Unfortunately, you are not alone. Many brokers at firms like LPL and Ameriprise were sold high risk, illiquid Tenants In Common (TICs). These sales are coming back to haunt brokerage firms. Dozens of clients have filed lawsuits in recent years related to claims made in TIC sales.
Regulators have been sounding the alarm on fraudulent sales practices related to TICs for years. For example, as early as 2005, the Financial Industry Regulatory Authority (FINRA) issued the first of several notices reminding brokerage firms that it was inappropriate to recommend a TIC transaction if the recommendation was based solely upon information and representations made by the sponsoring company in the TIC’s offering document. When brokerage firms get sued for TICs related sales, a common defense is “we relied on what the TIC sponsor sent us.” FINRA has made clear that this is not enough in terms of due diligence.
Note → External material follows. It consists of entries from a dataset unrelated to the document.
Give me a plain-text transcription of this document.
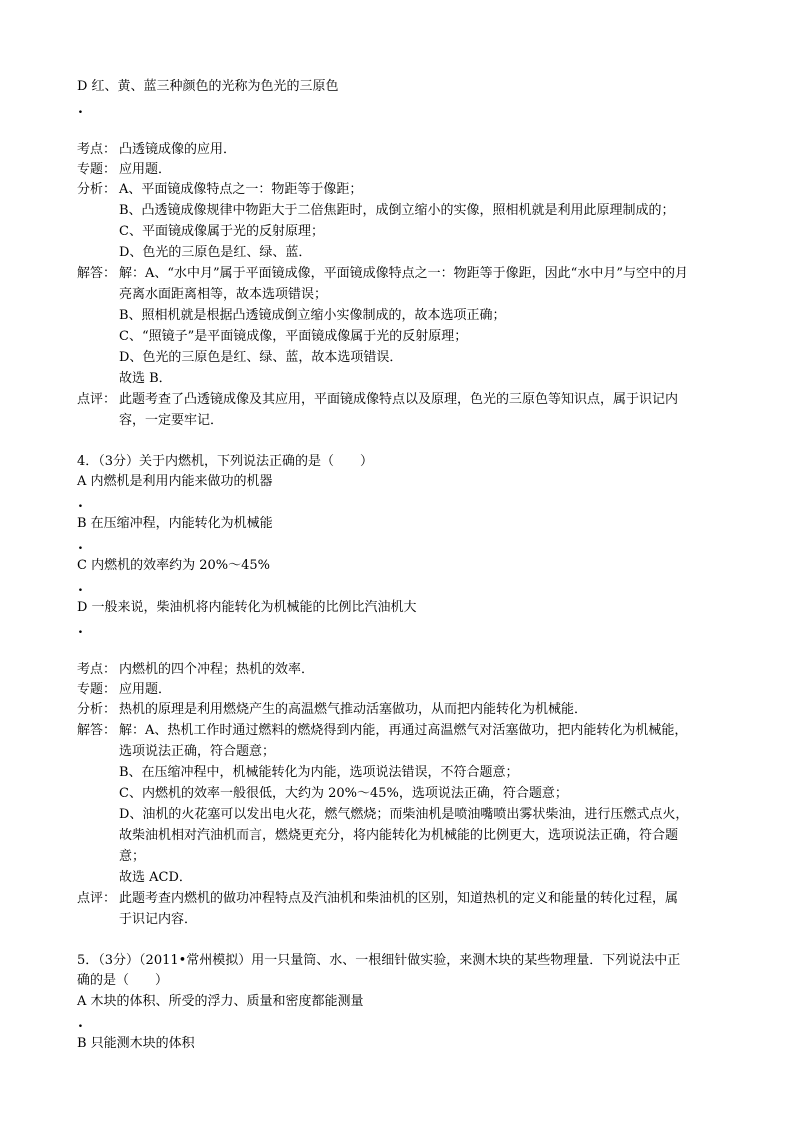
D 红、黄、蓝三种颜色的光称为色光的三原色
.
考点： 凸透镜成像的应用．
专题： 应用题．
分析： A、平面镜成像特点之一：物距等于像距；
B、凸透镜成像规律中物距大于二倍焦距时，成倒立缩小的实像，照相机就是利用此原理制成的；
C、平面镜成像属于光的反射原理；
D、色光的三原色是红、绿、蓝．
解答： 解：A、“水中月”属于平面镜成像，平面镜成像特点之一：物距等于像距，因此“水中月”与空中的月
亮离水面距离相等，故本选项错误；
B、照相机就是根据凸透镜成倒立缩小实像制成的，故本选项正确；
C、“照镜子”是平面镜成像，平面镜成像属于光的反射原理；
D、色光的三原色是红、绿、蓝，故本选项错误．
故选 B．
点评： 此题考查了凸透镜成像及其应用，平面镜成像特点以及原理，色光的三原色等知识点，属于识记内
容，一定要牢记．
4．（3分）关于内燃机，下列说法正确的是（　　）
A 内燃机是利用内能来做功的机器
.
B 在压缩冲程，内能转化为机械能
.
C 内燃机的效率约为 20%～45%
.
D 一般来说，柴油机将内能转化为机械能的比例比汽油机大
.
考点： 内燃机的四个冲程；热机的效率．
专题： 应用题．
分析： 热机的原理是利用燃烧产生的高温燃气推动活塞做功，从而把内能转化为机械能．
解答： 解：A、热机工作时通过燃料的燃烧得到内能，再通过高温燃气对活塞做功，把内能转化为机械能，
选项说法正确，符合题意；
B、在压缩冲程中，机械能转化为内能，选项说法错误，不符合题意；
C、内燃机的效率一般很低，大约为 20%～45%，选项说法正确，符合题意；
D、油机的火花塞可以发出电火花，燃气燃烧；而柴油机是喷油嘴喷出雾状柴油，进行压燃式点火，
故柴油机相对汽油机而言，燃烧更充分，将内能转化为机械能的比例更大，选项说法正确，符合题
意；
故选 ACD．
点评： 此题考查内燃机的做功冲程特点及汽油机和柴油机的区别，知道热机的定义和能量的转化过程，属
于识记内容．
5．（3分）（2011•常州模拟）用一只量筒、水、一根细针做实验，来测木块的某些物理量．下列说法中正
确的是（　　）
A 木块的体积、所受的浮力、质量和密度都能测量
.
B 只能测木块的体积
Instead, brokerage firms were required as FINRA made clear to conduct a “reasonable investigation” of their own in order to ensure that the offering documents did not contain false or misleading information. FINRA also disclosed members needed to have a clear understanding of the investment goals and current financial status of the investor before recommending a TIC exchange. Unfortunately, many times the reasonable investigation consists of an analysis of how much the broker or brokerage firm will earn.
The good news for investors? Burned TIC clients have enjoyed recent successes in FINRA arbitration claims against the brokerage firms who sold them. For example, recently Linsco got drilled in a FINRA for sales realted to TICs called Heron Cove LLC and Braintree Park. We expect this trend to continue. Ameriprise/H&R Block peddled a high risk TIC called Sequoia. Behringer Harvard TICs also wiped up multiple holders as well in the last 12 months.